Dr Katarzyna Nowak is a historian specialising in cultural and social history of the early Cold War. Currently she is a Marie Curie Fellow at the Research Center for History of Transformations at the University of Vienna. Previously she held research positions at the Central European University, Vienna Wiesenthal Institute for Holocaust Studies, and the University of Manchester.
Lauren Banko is currently Wellcome Trust Research Fellow in Humanities in the Department of History at the University of Manchester. Her three-year research grant is entitled ‘Medical Deportees: narrations and pathographies of health at the borders of Great Britain, Palestine, and Egypt, 1919-1950’. She completed her PhD in Near and Middle East History at SOAS, London, and is the author of The Invention of Palestinian Citizenship (2016). A social historian who works primarily on pre-1948 Palestine, Lauren has previously held the Palestine-Israel Postdoctoral Research Associate role at the University of Manchester. She has taught at SOAS, Manchester, Glasgow, Yale, and Carnegie Mellon University.

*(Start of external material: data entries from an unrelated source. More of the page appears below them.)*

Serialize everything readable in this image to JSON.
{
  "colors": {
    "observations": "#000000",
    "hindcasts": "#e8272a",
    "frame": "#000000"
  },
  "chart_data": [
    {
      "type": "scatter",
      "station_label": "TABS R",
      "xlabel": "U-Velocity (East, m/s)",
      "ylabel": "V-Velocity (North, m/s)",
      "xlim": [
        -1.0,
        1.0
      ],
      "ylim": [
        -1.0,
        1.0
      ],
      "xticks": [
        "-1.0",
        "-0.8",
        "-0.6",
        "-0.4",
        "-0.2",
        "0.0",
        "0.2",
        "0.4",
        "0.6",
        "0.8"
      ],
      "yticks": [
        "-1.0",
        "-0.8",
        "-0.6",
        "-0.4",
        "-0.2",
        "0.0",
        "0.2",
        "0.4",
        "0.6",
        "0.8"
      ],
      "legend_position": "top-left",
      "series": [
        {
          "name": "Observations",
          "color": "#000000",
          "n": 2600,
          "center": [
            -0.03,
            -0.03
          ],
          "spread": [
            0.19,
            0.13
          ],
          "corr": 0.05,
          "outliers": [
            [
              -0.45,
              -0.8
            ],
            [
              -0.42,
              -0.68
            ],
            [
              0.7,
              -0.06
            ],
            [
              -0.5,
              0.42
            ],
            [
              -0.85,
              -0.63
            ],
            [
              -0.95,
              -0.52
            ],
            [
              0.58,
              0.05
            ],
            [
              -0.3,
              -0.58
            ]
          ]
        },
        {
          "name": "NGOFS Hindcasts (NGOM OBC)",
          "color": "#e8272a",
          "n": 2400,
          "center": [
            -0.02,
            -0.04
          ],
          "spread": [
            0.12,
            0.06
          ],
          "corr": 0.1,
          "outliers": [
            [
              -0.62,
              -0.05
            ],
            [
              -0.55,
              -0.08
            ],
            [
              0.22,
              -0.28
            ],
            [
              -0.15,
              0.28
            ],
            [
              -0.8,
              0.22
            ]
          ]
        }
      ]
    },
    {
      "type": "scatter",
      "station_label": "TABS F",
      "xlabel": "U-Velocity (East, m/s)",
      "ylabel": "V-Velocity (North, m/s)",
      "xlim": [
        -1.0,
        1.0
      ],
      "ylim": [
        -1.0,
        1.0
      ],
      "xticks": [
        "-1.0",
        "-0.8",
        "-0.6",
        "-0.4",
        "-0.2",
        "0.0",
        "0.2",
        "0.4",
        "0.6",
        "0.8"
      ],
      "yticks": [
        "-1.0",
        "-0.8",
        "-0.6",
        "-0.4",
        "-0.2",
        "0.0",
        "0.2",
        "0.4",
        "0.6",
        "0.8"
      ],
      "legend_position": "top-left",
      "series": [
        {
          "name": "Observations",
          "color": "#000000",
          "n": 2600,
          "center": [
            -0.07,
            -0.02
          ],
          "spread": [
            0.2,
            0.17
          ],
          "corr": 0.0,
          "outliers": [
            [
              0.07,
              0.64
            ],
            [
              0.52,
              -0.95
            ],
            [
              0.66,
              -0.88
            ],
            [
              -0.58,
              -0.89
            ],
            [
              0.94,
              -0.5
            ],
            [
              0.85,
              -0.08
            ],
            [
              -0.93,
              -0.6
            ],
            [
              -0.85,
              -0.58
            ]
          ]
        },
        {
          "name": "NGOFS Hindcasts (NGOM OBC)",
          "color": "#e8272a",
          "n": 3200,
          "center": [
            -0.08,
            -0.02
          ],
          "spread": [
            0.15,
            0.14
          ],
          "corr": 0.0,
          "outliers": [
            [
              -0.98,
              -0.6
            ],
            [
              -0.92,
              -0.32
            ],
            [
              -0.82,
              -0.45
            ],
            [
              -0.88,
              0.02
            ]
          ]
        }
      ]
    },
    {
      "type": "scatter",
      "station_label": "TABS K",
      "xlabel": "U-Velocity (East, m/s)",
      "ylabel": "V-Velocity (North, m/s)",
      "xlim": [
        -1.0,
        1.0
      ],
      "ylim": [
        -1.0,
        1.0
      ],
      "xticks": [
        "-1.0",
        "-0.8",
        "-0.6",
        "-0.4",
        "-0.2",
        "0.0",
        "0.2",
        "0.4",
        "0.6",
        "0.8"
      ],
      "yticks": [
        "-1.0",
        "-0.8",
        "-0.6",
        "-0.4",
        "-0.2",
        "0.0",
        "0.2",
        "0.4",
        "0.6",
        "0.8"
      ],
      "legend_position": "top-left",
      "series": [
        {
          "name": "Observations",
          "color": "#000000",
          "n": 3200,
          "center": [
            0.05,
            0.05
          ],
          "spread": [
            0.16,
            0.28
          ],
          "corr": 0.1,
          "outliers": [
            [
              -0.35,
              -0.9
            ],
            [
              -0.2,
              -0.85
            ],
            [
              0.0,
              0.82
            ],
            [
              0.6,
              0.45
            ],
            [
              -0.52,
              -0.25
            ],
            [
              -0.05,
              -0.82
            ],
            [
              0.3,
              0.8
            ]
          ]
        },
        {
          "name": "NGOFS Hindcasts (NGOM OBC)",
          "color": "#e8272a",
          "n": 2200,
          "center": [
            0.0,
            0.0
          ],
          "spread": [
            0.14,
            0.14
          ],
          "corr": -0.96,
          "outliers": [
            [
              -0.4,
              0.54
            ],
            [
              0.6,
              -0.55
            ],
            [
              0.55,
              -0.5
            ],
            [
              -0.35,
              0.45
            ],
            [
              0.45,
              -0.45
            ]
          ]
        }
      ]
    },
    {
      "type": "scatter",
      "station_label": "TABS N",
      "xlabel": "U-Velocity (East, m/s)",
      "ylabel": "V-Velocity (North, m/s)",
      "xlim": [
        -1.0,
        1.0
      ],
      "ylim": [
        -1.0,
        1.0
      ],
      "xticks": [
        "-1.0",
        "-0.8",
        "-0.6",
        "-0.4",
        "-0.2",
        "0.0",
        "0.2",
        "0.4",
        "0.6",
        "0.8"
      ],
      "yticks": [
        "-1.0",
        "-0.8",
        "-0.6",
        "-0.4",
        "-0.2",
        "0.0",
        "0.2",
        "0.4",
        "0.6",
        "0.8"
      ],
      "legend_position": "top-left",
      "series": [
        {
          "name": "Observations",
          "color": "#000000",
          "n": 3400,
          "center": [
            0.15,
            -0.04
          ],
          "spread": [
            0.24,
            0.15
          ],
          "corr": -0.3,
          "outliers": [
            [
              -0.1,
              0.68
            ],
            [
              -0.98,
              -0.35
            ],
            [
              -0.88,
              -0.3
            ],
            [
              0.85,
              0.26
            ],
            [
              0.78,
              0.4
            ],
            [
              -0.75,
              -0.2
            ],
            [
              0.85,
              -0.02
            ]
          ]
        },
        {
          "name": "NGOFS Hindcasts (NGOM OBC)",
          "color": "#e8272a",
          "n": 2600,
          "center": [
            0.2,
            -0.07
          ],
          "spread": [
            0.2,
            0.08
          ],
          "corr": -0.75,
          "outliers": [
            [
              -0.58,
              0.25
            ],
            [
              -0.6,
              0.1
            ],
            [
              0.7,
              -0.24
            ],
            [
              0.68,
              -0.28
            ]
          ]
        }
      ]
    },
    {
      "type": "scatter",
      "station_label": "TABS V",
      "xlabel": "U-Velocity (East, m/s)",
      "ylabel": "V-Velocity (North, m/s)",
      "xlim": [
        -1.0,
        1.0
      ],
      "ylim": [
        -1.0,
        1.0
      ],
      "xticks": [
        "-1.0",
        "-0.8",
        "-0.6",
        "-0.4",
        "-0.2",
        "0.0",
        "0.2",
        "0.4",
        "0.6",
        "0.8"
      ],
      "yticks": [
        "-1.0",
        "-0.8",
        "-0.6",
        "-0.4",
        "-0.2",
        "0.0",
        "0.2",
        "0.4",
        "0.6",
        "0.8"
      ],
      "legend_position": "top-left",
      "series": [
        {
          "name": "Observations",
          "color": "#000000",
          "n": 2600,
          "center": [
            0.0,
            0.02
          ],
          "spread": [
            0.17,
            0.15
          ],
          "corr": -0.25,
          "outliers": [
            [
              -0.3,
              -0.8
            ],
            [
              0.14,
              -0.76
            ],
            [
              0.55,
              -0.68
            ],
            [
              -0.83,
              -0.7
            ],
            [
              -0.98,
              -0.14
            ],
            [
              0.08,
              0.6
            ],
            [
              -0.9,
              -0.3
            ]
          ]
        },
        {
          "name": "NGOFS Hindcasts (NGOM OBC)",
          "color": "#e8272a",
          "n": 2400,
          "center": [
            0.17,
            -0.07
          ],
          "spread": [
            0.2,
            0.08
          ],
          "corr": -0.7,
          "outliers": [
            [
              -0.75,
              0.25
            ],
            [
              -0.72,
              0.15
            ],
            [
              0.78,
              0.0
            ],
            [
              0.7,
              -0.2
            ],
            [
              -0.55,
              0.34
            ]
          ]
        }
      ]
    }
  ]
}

Anindita Ghoshal is an Associate Professor of History at Diamond Harbour Women's University, Kolkata, India. Her area of research includes Partition and refugee studies with special emphasis on eastern/northeastern India and Bangladesh. She has been awarded major research grant by OKDISCD, Guwahati, Assam (2017-2018), as well as a Charles Wallace Trust Fellowship (2015), an Academic and Foreign Travel Grant from ICHR (Cardiff University, 2013), 'Gautam Chattopadhyay Memorial Prize' by Paschimbanga Itihas Samsad (2013), Research-Writing Fellowship from Calcutta Research Group (2012), UGC Minor Research Project Grant (2010), and an Academic Affiliation from the Asiatic Society of Bangladesh (2009).
Summary
This book shows how refugees from a range of backgrounds understood their experiences of displacement and engaged with and influenced institutions that sought 'solutions' to their predicament.